Quantum behaviour near a spacelike boundary in the c=1 matrix model

TL;DR

This paper studies quantum properties of time-dependent configurations with spacelike boundaries in the c=1 matrix model, analyzing fermionic eigenvalues and correlators to understand their quantum behavior.

Contribution

It introduces a detailed analysis of quantum dynamics near spacelike boundaries in the c=1 matrix model, including transformations between different time variables and fermionic correlator calculations.

Findings

Derived unitary transformations between different time descriptions.

Calculated fermion correlators in time-dependent backgrounds.

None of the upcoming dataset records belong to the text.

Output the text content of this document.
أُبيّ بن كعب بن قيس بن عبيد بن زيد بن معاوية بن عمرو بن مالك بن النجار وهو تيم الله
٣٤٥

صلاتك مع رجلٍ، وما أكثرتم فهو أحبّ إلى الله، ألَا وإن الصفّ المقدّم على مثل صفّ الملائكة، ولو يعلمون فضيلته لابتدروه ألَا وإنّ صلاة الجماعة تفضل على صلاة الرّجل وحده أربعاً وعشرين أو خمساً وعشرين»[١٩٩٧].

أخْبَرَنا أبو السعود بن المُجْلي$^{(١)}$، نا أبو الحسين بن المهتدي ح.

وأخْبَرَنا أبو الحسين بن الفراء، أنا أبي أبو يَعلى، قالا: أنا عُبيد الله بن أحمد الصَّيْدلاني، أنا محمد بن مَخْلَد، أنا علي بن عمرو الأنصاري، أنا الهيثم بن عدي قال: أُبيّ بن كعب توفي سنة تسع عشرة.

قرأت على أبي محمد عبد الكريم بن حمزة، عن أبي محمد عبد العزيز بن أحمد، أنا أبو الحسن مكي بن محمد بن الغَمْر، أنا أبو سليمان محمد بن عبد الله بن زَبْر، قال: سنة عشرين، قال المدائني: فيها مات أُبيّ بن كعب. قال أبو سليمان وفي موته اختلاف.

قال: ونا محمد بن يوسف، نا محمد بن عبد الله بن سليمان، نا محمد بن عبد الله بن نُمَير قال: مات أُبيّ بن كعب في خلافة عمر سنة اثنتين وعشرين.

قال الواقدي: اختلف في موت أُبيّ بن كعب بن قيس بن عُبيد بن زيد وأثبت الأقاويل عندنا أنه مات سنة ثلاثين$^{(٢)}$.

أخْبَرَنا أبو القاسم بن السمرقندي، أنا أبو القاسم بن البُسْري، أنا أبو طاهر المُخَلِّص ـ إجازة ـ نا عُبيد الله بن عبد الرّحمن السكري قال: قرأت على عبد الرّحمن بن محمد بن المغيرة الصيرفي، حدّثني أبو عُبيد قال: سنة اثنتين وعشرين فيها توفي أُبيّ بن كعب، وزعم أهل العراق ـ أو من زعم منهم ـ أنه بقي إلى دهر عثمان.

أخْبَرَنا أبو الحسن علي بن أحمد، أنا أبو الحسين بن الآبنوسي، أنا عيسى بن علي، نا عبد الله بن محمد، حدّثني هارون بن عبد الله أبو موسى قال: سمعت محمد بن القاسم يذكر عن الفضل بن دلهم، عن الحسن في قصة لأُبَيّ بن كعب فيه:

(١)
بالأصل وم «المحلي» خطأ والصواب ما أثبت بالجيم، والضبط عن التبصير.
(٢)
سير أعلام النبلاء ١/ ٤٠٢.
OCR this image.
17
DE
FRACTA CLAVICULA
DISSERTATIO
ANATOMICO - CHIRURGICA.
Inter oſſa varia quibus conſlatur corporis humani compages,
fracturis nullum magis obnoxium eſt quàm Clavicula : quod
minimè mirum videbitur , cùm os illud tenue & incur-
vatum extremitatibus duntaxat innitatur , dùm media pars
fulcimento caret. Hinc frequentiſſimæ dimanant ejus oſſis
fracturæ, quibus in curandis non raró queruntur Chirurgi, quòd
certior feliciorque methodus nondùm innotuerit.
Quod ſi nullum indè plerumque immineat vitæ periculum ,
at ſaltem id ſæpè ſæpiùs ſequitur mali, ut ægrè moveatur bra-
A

Represented configurations as states in the original Hilbert space.

Abstract

Certain time dependent configurations in the c=1 matrix model correspond to string theory backgrounds which have spacelike boundaries and appear geodesically incomplete. We investigate quantum mechanical properties of a class of such configurations in the matrix model, in terms of fermionic eigenvalues. We describe Hamiltonian evolution of the eigenvalue density using several different time variables, some of which are infinite and some of which are finite in extent. We derive unitary transformations relating these different descriptions, and use those to calculate fermion correlators in the time dependent background. Using the chiral formalism, we write the time dependent configurations as a state in the original matrix model Hilbert space.